「洗濯動線が楽になる」「1階のリビングを広くできる」。そんな理由で注文住宅の2階にお風呂を設置する間取りが注目されています。しかし、伝統的な「1階お風呂」の常識を覆すのは勇気がいるもの。実際に2階にお風呂を作った施主たちは、数年経ってどう感じているのでしょうか?

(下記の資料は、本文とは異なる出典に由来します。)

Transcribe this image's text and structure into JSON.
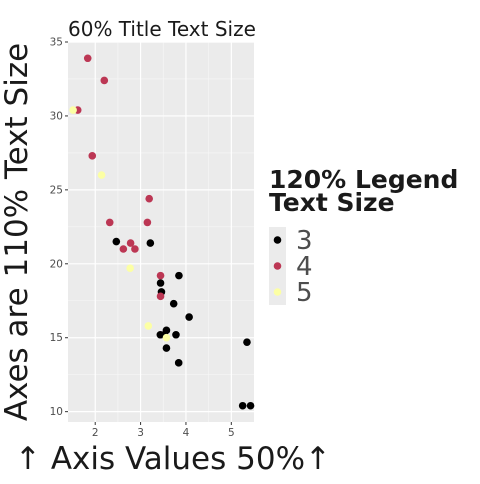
{
  "chart_data": {
    "type": "scatter",
    "title": "60% Title Text Size",
    "xlabel": "↑ Axis Values 50%↑",
    "ylabel": "Axes are 110% Text Size",
    "xlim": [
      1.4,
      5.5
    ],
    "ylim": [
      9.3,
      35
    ],
    "x_ticks": [
      2,
      3,
      4,
      5
    ],
    "y_ticks": [
      10,
      15,
      20,
      25,
      30,
      35
    ],
    "grid": true,
    "legend_position": "right",
    "legend": {
      "title_line1": "120% Legend",
      "title_line2": "Text Size"
    },
    "series": [
      {
        "name": "3",
        "color": "#000000",
        "points": [
          [
            2.465,
            21.5
          ],
          [
            3.215,
            21.4
          ],
          [
            3.44,
            18.7
          ],
          [
            3.46,
            18.1
          ],
          [
            3.57,
            15.5
          ],
          [
            3.52,
            15.2
          ],
          [
            3.435,
            15.2
          ],
          [
            3.84,
            13.3
          ],
          [
            3.845,
            19.2
          ],
          [
            3.73,
            17.3
          ],
          [
            3.78,
            15.2
          ],
          [
            4.07,
            16.4
          ],
          [
            5.25,
            10.4
          ],
          [
            5.345,
            14.7
          ],
          [
            5.424,
            10.4
          ],
          [
            3.57,
            14.3
          ]
        ]
      },
      {
        "name": "4",
        "color": "#BC3754",
        "points": [
          [
            2.32,
            22.8
          ],
          [
            3.19,
            24.4
          ],
          [
            3.15,
            22.8
          ],
          [
            3.44,
            19.2
          ],
          [
            3.44,
            17.8
          ],
          [
            2.2,
            32.4
          ],
          [
            1.615,
            30.4
          ],
          [
            1.835,
            33.9
          ],
          [
            1.935,
            27.3
          ],
          [
            2.78,
            21.4
          ],
          [
            2.875,
            21.0
          ],
          [
            2.62,
            21.0
          ]
        ]
      },
      {
        "name": "5",
        "color": "#FCFFA4",
        "points": [
          [
            1.513,
            30.4
          ],
          [
            2.14,
            26.0
          ],
          [
            2.77,
            19.7
          ],
          [
            3.17,
            15.8
          ],
          [
            3.57,
            15.0
          ]
        ]
      }
    ]
  }
}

SNSのキラキラした成功談だけではない、沼田市の新築注文住宅で2階お風呂を選んだ人の「リアルな葛藤」を浮き彫りにします。

満足ポイント:洗濯の「垂直移動」からの解放

最大のメリットは、やはり家事動線です。
満足の声:2階で脱ぐ→洗う→ベランダやランドリールームへ干す→クローゼットへ。この一連の流れがすべて2階で完結します。注文住宅でこの動線を実現すると、1階のリビングに脱ぎっぱなしの服が散らかることがなくなり、来客時も慌てずに済みます。

不満ポイント:意外な「音」と「シャワー圧」の問題

一方で、住んでみて初めて気づくデメリットも。
不満の声①:夜中に誰かがお風呂に入ると、その排水の音が1階のリビングに響くことがあります。注文住宅の配管経路をしっかり遮音しないと、リラックスタイムを邪魔されることに。
不満の声②:1階に比べてシャワーの圧が弱くなりがちです。高圧タイプの給湯器を選ばなかったために、物足りなさを感じている施主も多いです。

将来への不安:老後の「階段」という壁

注文住宅は30年以上住む場所です。
不安の声:「足を怪我した時や、高齢になった時に、お風呂のために2階に上がるのが辛くなるのでは?」という懸念です。
対策:将来に備えて昇降機を設置できるスペースを確保しておくか、あるいは「自分たちは動ける間だけ2階お風呂を楽しむ」という割り切りが必要です。

専門家のアドバイス:防水対策と「1階の配置」に注意

2階にお風呂を作るなら、万が一の漏水に備え、お風呂の下をリビングではなく「キッチン」や「洗面所」などの水回りに合わせるのが、注文住宅の設計のセオリーです。また、ユニットバスを支えるための床の補強が必要になるため、構造面で信頼できる会社を選ぶことが不可欠です。

まとめ:2階お風呂は「ライフスタイルの取捨選択」

家事の効率を最優先するか、老後の安心を優先するか。注文住宅に正解はありませんが、2階お風呂は「今の忙しい時期を支えてくれる最強の味方」になることは間違いありません。メリットとデメリットを天秤にかけ、自分たちの家族にとってのベストを選び取ってください。